DH and I have one child, aged 8 months, who is the first grandchild on both sides of the family. My parents live in the area and have met her several times, all before lockdown. (My parents are both 70 and self-isolating by choice for the foreseeable future).
DH’s parents (both aged 70) live in Eastern Europe in a country that has thankfully been relatively unscathed by the virus so far. They were unable to visit us in May as planned due to the ongoing situation.
Unfortunately, I have been unwell with the increasingly recognised ‘long tail’ form of COVID-19 since early March. I was unable to access a positive test at that stage and was not hospitalised. However, my GP is fairly sure that I have had it and has promised to let me know as soon as an NHS antibody test becomes available for patients such as myself. I am still not ‘well’ as I continue to suffer mild breathlessness, headaches and fatigue.
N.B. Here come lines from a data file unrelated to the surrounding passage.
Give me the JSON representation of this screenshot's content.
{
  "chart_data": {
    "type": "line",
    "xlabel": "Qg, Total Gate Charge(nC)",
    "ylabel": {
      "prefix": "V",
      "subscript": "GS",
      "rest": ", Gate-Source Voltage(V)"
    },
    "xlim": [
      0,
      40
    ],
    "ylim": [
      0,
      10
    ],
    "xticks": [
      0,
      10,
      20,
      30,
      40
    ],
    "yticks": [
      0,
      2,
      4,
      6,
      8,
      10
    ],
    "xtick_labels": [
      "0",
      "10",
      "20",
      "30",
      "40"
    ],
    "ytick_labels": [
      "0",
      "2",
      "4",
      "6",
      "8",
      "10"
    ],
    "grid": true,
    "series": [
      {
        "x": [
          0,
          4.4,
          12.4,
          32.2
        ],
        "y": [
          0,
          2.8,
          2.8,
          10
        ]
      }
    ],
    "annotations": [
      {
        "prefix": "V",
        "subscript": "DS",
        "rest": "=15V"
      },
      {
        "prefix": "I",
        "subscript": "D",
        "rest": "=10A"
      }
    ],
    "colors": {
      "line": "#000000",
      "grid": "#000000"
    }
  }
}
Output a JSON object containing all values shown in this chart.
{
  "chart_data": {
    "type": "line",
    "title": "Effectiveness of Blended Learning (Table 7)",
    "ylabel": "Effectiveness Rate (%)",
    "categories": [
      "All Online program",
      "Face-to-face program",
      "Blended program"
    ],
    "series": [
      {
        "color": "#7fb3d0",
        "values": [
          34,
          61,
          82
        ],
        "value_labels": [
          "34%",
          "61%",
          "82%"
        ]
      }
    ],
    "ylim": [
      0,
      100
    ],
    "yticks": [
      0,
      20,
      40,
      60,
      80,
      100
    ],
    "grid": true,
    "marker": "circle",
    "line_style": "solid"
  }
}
DH and I have had airline tickets booked for many months to visit PIL from September to October for DD’s 1st birthday. We have agreed that if quarantine restrictions remain in place at that point then there is no point in us going. However, even if quarantine and other lockdown restrictions are lifted to some extent before then, I feel very anxious about travelling. This is because:
- I fear reinfection, particularly whilst travelling, and in turn infecting others
-right now, I can only do about 1500 steps a day and would need a wheelchair to get through an airport
-a further issue could be measles outbreaks which are predicted later in the year in Europe - DD will not be 12 months until October and so we would be unable to have her jabs until after our return. If there is any evidence of the predicted outbreak/s in Europe then I would definitely not want to travel.
MIL hasn’t been told of my illness as she is anxious about the situation already and DH and FIL feel it would worry her unnecessarily. MIL does not have any medical conditions but fears not surviving the winter due to the coronavirus and DH believes that if we do not visit PIL before then, they (particularly MIL) will want to visit us here.
I completely understand MIL’s fears, particularly having been in some very dark places myself with this illness. However, my feeling is that PIL would be much safer staying put - we could then postpone any travel until next year when hopefully things will be safer. There is the fact that they are adults and can make their own decisions BUT there is also the fact that they could pick up an infection while travelling and bring it back to us, so it’s not as simple as ‘at their own risk’... On the other hand, I understand their desire to meet DD.
As for the prospect of me, DH and DD travelling to them, I will feel very anxious to engage in air travel myself, for all the reasons above.
Should mention that DD is breastfed (we have no plans to change this) so DH would be unable to travel alone with DD.
I’m sure I can’t be alone in this type of situation, so would be grateful for your thoughts.... WWYD?